One could argue that American optimism is tied to this belief that things can be perfect and that that optimism has helped us immensely as a culture. And it probably has. We've pushed ahead, developed solutions for problems and developed a dynamic culture that has been exported to every nook and cranny of the planet.
But things are really perfect only in fairy tales. And we only tell these to children. So can we agree that, as a culture, the fairy tale is over? Can we grow up now? Can we stop this cultural game of "girls have cooties, keep your shirt on"? Or of "you said a bad word, I'm telling teacher on you"?
The sooner we stop using "protecting our children" as a euphemism for "preserving our fantasy," the sooner we can grow as a culture.
We've convinced ourselves that childhood fantasies are where it's at. "Be a kid at heart," we say.
Why? Growing up isn't a bad thing; how about being an adult at heart? Why do we resist growing up?
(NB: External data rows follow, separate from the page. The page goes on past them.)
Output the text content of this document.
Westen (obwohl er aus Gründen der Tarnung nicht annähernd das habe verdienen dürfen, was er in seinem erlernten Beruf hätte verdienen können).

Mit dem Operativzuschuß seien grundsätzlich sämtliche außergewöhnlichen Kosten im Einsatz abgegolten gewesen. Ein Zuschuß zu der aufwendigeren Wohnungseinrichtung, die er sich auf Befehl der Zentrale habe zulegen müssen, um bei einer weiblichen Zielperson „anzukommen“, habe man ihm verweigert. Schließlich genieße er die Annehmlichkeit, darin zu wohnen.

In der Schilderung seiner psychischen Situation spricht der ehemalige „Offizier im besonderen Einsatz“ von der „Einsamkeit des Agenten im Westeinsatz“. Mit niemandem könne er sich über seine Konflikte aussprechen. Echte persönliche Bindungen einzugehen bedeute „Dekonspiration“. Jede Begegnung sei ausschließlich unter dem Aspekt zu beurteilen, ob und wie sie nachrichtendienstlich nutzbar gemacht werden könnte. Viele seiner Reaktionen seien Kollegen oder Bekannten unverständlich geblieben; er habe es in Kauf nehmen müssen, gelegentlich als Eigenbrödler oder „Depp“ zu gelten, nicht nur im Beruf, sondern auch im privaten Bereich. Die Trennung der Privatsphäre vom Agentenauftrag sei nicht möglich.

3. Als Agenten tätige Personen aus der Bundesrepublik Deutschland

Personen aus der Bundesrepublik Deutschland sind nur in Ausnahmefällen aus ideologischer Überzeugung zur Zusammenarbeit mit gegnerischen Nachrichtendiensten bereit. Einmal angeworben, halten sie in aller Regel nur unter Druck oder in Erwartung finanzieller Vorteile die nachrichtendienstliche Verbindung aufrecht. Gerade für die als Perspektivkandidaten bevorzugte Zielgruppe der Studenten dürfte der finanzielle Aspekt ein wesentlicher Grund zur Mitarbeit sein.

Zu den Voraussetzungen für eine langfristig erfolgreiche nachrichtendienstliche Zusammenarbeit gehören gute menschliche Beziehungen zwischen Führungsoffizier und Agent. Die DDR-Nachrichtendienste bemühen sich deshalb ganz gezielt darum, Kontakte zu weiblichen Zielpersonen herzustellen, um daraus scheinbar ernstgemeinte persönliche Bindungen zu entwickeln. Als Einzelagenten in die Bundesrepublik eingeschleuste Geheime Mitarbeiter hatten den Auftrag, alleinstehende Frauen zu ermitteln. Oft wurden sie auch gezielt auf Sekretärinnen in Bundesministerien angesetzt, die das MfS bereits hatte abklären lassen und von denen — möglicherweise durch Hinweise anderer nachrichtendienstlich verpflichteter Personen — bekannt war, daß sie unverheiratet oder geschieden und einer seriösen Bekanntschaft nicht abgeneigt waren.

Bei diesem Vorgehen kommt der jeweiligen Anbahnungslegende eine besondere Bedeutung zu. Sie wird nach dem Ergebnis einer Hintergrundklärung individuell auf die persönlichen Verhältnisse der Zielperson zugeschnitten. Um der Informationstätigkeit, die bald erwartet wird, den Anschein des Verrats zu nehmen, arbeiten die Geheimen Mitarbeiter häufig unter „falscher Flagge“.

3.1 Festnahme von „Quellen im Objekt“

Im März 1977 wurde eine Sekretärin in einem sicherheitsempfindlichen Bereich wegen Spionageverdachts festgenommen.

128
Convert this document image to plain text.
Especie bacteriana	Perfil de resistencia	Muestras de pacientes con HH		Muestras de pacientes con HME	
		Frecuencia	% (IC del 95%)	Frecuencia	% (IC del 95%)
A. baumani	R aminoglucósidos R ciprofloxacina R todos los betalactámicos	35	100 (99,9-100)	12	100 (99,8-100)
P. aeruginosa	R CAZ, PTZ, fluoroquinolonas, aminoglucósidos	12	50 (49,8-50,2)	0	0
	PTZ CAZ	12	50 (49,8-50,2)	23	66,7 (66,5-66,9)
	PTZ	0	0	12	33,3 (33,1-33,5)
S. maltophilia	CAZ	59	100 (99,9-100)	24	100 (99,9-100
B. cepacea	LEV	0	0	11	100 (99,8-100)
As adults, we have more responsibilities than we did as kids. But we also have more freedom. It can be nice to go home for a weekend and let Mom and Dad cook and clean for you, but would you ever really want to be a child again? Have a curfew? Let the comforts of childhood strip you of the liberation of adulthood? I certainly wouldn't.
And I don't think we should force our culture to live in infancy forever, either. We have a brilliant, educated and diverse culture, let's let it grow up.